The group lost a member and Sue wept with us. The group has gone to summer schools and Sue has cheered them on. She has rejoiced at prizes won and good academic results. The group looks on her as part of their "family". They made her an "honorary Australian" and sent her a copy of the "Green and Gold" - a very Australian cookbook. When she admitted she had never finished a pair of socks one of the girls knitted her a pair. We had to guess the size -and they fitted perfectly. She wore the shawl they made her to a big knitting event in America - and it went with her when she went interstate for experimental treatment at one of the universities.

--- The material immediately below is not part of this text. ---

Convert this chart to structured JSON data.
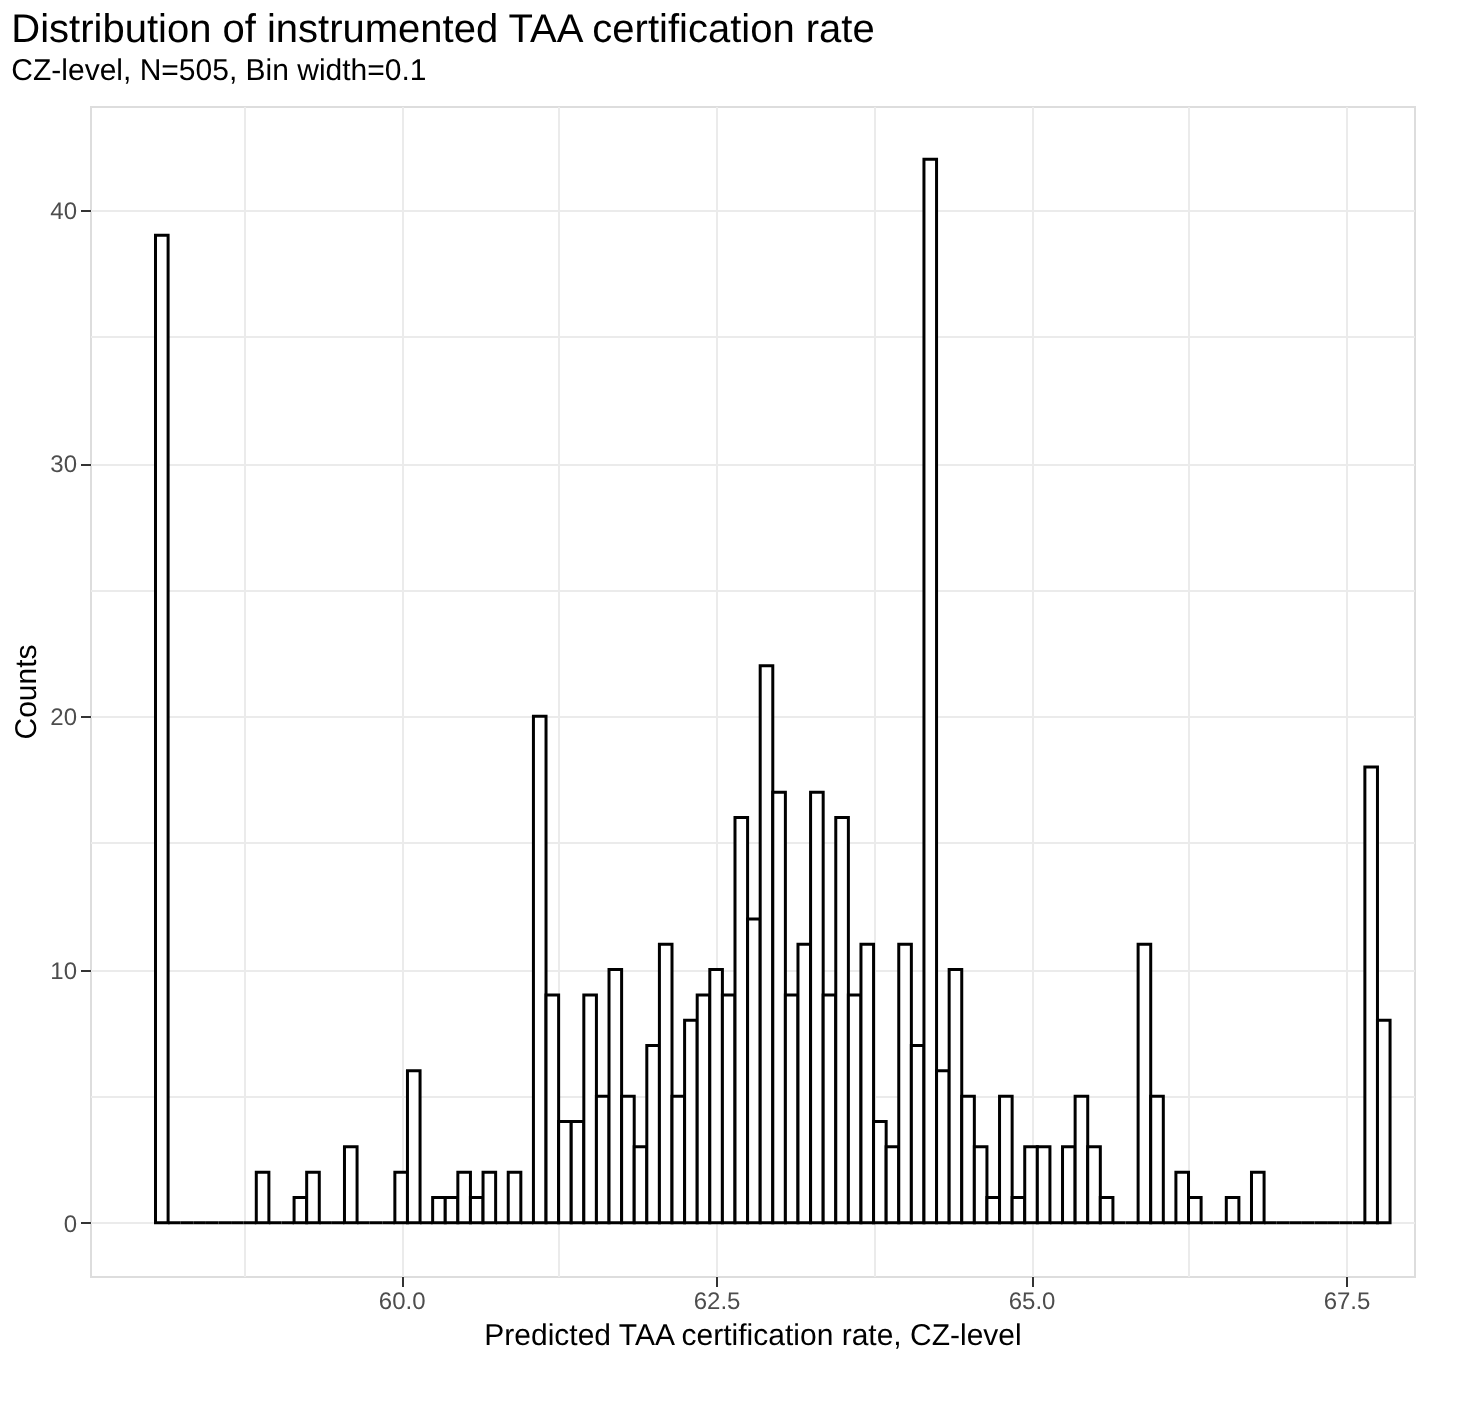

From beginning knitters the three boys and two girls left in the group have developed more confidence than many adults. They are about to welcome another boy into the group for the year he will be spending in Australia. They know what Sue's situation is and they have reacted by sending more e-mails. Those e-mails are warm, chatty and positive. They made the decision not to tell her negative. They told me, "Just the good stuff Cat!"
On Friday not one but two boxes arrived from Sue. Inside them was yarn.
Yesterday, with the mother of one boy, I unpacked them. There was felting yarn for them to try and for one boy in particular to use. There was knitting yarn too. There were all sorts of odds and ends for them to try. They can make "beanies" or caps from most of it. They will make them for people in need because Sue's generosity has helped them learn to do that. We will teach them some new skills as part of the process.
We told the kids what she had sent and each of them reacted with the thought, "She is still thinking of us even when she is now so ill?" They are finding it hard.
At her request they have already written the piece her pastor will read at her funeral service. It is a thoughtful and incredibly mature piece of writing for kids in their mid-teens. What comes across is the message, "You cared about us."
We will miss her when she does go but it is going to be a wonderful way to be remembered.